There’s an old theater expression: “
Take out twenty minutes; run two years longer.” Most dramatic efforts would benefit by being twenty minutes shorter.
Movies, for sure.
Comedies in particular.
Sceen comedies should run about 90 minutes. Once you drift into two-hours a feature comedy becomes indulgent, bloated, and needlessly self-important. This is always my complaint with Judd Apatow movies. They’re always too long. Always. He knows this; even acknowledges so in his book. But he still insists on keeping his movies over two-hours. They are that difficult to cut? Uh… I could take at least twenty minutes out of every one of his films and still make it to Nate & Al’s for the
Early Bird Special (assuming I don’t also have to chase kids off my lawn).
Here’s the truth: he could edit them too. Judd has a keen eye for comedy. The jokes in his movies work because he knows what’s funny and he knows how to construct humorous moments to get the most bang for his buck. He also knows story and story structure. But somewhere along the line he just falls so in love with everything that he can’t bear to part with it.
Yes, I’m sure the first cuts of his films are three-hours and he did a lot of trimming already, but as the other expression goes: “
Sometimes you have to kill your babies.”
The comment I hear the most about TRAINWRECK is “really funny but too long.” It would be even FUNNIER if it weren’t too long. That's absolutely how I felt. I could have cut 45 minutes from that movie without missing a beat. 15 of those minutes would have come from the last half hour.
And Judd isn’t the only offender. Most screen comedies have ten pratfalls too many. Meanwhile, INSIDE OUT runs 94 minutes and is the hit of the season. Pixar has figured it out. Why can’t others?
Audience viewing habits have changed. This could be due to emerging technology, new shorter forms of entertainment, or simple human evolution – our bladders apparently are getting smaller. But whatever the reason, we have little patience these days for filler, red herrings, sweeping panoramas, and more than six semen jokes in any one film.

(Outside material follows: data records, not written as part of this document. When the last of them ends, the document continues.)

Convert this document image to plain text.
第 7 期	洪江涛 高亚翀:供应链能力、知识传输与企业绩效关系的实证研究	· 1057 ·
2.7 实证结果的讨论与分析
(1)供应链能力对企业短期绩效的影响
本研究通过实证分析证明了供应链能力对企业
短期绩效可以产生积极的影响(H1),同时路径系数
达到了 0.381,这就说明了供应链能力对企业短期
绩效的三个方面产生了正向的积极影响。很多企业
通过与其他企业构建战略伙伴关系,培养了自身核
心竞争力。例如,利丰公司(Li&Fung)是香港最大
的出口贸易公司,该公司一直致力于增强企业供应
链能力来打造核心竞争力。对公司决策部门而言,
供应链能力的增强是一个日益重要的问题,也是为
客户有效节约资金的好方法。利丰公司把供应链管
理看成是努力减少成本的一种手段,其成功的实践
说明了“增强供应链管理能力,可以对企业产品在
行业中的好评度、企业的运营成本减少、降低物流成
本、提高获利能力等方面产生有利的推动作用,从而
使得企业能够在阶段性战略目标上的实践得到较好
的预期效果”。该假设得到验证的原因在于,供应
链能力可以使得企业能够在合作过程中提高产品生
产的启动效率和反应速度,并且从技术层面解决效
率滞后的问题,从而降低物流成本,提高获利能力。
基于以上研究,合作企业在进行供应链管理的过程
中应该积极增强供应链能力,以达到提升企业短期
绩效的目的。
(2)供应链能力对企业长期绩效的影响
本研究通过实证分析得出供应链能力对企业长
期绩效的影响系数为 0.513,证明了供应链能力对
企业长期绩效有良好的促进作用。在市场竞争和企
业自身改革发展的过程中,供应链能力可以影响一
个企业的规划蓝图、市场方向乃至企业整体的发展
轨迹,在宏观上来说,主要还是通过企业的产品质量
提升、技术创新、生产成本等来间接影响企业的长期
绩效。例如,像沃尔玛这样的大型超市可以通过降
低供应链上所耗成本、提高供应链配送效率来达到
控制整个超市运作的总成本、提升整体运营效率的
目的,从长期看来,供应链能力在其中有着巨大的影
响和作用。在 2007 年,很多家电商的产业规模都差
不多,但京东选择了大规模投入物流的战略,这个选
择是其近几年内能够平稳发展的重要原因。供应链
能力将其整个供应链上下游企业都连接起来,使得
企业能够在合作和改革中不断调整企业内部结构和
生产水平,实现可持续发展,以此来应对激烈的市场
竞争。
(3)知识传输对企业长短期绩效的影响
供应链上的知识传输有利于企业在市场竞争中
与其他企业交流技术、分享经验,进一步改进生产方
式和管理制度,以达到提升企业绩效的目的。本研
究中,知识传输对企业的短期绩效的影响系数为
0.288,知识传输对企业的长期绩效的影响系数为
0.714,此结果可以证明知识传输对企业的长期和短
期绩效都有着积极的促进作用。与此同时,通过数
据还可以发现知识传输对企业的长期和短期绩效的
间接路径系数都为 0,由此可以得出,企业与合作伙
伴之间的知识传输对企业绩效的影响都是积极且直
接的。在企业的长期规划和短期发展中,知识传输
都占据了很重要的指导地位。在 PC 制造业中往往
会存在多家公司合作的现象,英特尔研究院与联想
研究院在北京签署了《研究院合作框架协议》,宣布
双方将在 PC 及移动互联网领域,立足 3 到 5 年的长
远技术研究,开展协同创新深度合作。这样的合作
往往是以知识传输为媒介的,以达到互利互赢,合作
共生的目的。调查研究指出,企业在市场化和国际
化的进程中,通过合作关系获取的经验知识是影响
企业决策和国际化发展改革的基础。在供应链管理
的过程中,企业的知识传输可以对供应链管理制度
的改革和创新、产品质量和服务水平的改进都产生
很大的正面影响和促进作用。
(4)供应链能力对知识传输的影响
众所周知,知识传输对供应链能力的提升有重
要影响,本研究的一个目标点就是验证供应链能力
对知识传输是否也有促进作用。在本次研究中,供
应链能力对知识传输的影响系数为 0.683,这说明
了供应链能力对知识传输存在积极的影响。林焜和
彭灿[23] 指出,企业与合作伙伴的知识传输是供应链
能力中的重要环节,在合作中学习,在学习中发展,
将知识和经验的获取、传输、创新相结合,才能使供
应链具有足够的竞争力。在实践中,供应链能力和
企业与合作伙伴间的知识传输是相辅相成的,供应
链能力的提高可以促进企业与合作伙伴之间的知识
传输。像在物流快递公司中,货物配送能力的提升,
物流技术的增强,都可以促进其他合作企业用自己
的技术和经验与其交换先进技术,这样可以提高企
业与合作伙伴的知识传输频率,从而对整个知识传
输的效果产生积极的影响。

Here’s the bottom line – for comedies or any genre, ask yourself this: Is the story big enough and strong enough that you need two hours (or more) to tell it? “Need” being the operative word here. The minute the moviegoer checks his watch the answer is “No.” Even taking out laughs can make a comedy funnier.
Now, in the spirit of fairness, I welcome all opposing views. If you feel movies are too short, that seven battle sequences are not enough, that diarrhea scenes must be played out in their entirety, that Adam Sandler doesn’t get enough screen time, that there are still one or two structures in Metropolis still left standing after a Superman altercation, that BOYHOOD should have been over a twenty year span, that there was too much still left unsaid in TRANSFORMERS then I want to hear from you.
I’d say more but… well, why not follow my own advice?